When DeepSpeed is being used, each rank (process) will save checkpoints to:
```
awesome-training-run/checkpoints/ep1-ba42-rank0.tar
awesome-training-run/checkpoints/ep1-ba42-rank1.tar
awesome-training-run/checkpoints/ep1-ba42-rank2.tar
...
```
Corresponding symlinks will be created at:
```
awesome-training-run/checkpoints/latest-rank0.tar -> awesome-training-run/checkpoints/ep1-ba42-rank0.tar
awesome-training-run/checkpoints/latest-rank1.tar -> awesome-training-run/checkpoints/ep1-ba42-rank1.tar
awesome-training-run/checkpoints/latest-rank2.tar -> awesome-training-run/checkpoints/ep1-ba42-rank2.tar
...
```
latest_artifact_name (str, optional) –
Format string for the checkpoint’s latest symlink artifact name. (default: '{run_name}/checkpoints/latest-rank{rank}")

Whenever a new checkpoint is saved, a symlink artifact is created or updated to point to the latest checkpoint’s artifact_name. The artifact name will be determined by this format string. This parameter has no effect if latest_filename or artifact_name is None.”

See also

log_symlink_artifact() for symlink artifact logging.

The same format variables for filename are available.

Leading slashes ('/') will be stripped.

To disable symlinks in logger, set this parameter to None.
overwrite (bool, optional) – Whether existing checkpoints should be overridden. If False (the default), then the folder must not exist or be empty. (default: False)
save_interval (Time | str | int | (State, Event) -> bool) –
A Time, time-string, integer (in epochs), or a function that takes (state, event) and returns a boolean whether a checkpoint should be saved.

If an integer, checkpoints will be saved every n epochs. If Time or a time-string, checkpoints will be saved according to this interval.

See also

checkpoint_periodically()

If a function, then this function should take two arguments (State, Event).
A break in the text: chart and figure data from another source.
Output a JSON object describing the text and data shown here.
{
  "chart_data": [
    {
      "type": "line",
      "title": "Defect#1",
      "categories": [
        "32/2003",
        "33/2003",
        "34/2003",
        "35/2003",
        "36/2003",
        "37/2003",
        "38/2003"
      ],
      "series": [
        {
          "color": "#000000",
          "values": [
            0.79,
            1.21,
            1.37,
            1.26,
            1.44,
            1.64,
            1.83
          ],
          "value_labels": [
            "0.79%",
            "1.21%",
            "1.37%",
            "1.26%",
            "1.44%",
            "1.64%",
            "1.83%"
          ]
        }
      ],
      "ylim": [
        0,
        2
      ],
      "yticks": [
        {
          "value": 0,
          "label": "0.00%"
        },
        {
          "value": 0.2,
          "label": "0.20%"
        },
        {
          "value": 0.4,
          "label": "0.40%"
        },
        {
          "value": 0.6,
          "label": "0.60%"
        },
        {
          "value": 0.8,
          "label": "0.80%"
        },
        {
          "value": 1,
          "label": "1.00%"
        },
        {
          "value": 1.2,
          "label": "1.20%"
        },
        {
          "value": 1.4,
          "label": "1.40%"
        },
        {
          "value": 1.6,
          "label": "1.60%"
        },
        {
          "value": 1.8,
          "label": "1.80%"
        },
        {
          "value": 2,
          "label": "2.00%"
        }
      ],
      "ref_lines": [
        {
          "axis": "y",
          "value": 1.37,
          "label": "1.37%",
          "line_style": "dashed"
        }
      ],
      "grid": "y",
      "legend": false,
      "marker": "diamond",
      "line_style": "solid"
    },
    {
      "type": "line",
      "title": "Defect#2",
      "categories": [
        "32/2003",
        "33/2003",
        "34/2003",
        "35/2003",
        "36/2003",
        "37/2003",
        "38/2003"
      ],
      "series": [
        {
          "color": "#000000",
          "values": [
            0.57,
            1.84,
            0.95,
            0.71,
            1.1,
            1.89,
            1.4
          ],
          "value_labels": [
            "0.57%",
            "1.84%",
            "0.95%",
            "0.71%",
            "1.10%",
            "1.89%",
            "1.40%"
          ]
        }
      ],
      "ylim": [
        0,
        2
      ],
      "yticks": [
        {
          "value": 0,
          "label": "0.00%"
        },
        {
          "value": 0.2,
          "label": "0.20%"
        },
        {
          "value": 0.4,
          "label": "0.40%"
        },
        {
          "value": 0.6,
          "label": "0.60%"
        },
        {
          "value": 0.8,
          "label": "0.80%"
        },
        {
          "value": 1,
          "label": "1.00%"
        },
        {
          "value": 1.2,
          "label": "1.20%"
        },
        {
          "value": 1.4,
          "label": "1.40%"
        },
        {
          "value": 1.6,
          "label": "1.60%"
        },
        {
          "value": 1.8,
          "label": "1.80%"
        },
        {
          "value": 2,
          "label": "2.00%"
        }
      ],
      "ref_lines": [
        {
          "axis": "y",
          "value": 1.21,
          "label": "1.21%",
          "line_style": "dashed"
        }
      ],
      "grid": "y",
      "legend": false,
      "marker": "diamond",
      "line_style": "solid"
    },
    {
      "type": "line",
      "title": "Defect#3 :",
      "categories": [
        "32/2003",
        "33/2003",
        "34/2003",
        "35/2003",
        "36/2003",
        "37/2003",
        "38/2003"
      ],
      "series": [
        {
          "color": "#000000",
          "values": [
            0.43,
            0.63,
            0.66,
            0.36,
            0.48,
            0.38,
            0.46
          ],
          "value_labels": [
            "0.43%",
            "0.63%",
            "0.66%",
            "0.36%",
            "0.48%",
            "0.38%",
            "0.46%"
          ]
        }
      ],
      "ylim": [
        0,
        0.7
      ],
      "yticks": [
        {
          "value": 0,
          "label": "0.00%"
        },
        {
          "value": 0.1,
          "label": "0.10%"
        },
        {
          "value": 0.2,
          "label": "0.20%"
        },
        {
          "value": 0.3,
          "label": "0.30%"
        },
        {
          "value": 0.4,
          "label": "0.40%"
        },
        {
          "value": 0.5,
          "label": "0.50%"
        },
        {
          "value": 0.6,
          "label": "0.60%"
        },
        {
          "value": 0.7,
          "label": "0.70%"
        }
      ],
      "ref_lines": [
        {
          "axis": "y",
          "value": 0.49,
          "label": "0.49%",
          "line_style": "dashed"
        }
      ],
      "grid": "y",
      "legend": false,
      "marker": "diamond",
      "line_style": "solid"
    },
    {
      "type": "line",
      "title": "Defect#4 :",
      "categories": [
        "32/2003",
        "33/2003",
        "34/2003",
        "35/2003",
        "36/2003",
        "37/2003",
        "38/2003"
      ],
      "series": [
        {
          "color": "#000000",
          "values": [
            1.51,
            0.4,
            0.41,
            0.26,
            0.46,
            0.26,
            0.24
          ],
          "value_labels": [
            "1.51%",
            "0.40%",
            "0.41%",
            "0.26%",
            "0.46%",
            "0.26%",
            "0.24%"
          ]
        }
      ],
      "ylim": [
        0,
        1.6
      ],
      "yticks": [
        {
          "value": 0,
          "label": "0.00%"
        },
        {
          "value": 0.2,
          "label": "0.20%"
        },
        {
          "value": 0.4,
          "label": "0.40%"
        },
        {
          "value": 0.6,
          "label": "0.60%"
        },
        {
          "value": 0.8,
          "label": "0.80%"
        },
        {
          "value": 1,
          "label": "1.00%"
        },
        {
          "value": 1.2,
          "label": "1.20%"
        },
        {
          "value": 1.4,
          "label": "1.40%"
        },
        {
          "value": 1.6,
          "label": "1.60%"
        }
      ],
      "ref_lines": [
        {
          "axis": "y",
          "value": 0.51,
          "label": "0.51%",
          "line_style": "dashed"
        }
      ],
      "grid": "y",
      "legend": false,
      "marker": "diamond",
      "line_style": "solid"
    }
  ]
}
The first argument will be the current state of the trainer, and the second argument will be be Event.BATCH_CHECKPOINT or EPOCH_CHECKPOINT (depending on the current training progress). It should return True if a checkpoint should be saved given the current state and event.
weights_only (bool) – If True, save only the model weights instead of the entire training state. This parmeter must be False when using DeepSpeed. (default: False)
num_checkpoints_to_keep (int, optional) –
The number of checkpoints to keep locally. The oldest checkpoints are removed first. Set to -1 to keep all checkpoints locally. (default: -1)

Checkpoints will be removed after they have been logged as a file artifact. For example, when this callback is used in conjunction with the ObjectStoreLogger, set this parameter to 0 to immediately delete checkpoints from the local disk after they have been uploaded to the object store.

This parameter only controls how many checkpoints are kept locally; checkpoints are not deleted from artifact stores.

saved_checkpoints#

The checkpoint timestamps and filepaths.

This list contains tuples of the save timestamp and the checkpoint filepaths. This list will have at most num_checkpoints_to_keep entries. The latest checkpoint will be at the end.

Note

When using DeepSpeed, the index of a filepath in each list corresponds to the global rank of the process that wrote that file. Each filepath is valid only on the process’s (rank’s) node.

Otherwise, when not using DeepSpeed, each sub-list will contain only one filepath since only rank zero saves checkpoints.

Type: List[Tuple[Timestamp, List[Path]]]

composer.callbacks.checkpoint_saver.checkpoint_periodically(interval)[source]#

Helper function to create a checkpoint scheduler according to a specified interval.

Parameters

interval (Union[str, int, Time]) –

The interval describing how often checkpoints should be saved. If an integer, it will be assumed to be in EPOCHs. Otherwise, the unit must be either TimeUnit.EPOCH or TimeUnit.BATCH.

Checkpoints will be saved every n batches or epochs (depending on the unit), and at the end of training.

Returns

Callable[[State, Event], bool] – A function that can be passed as the save_interval argument into the CheckpointSaver.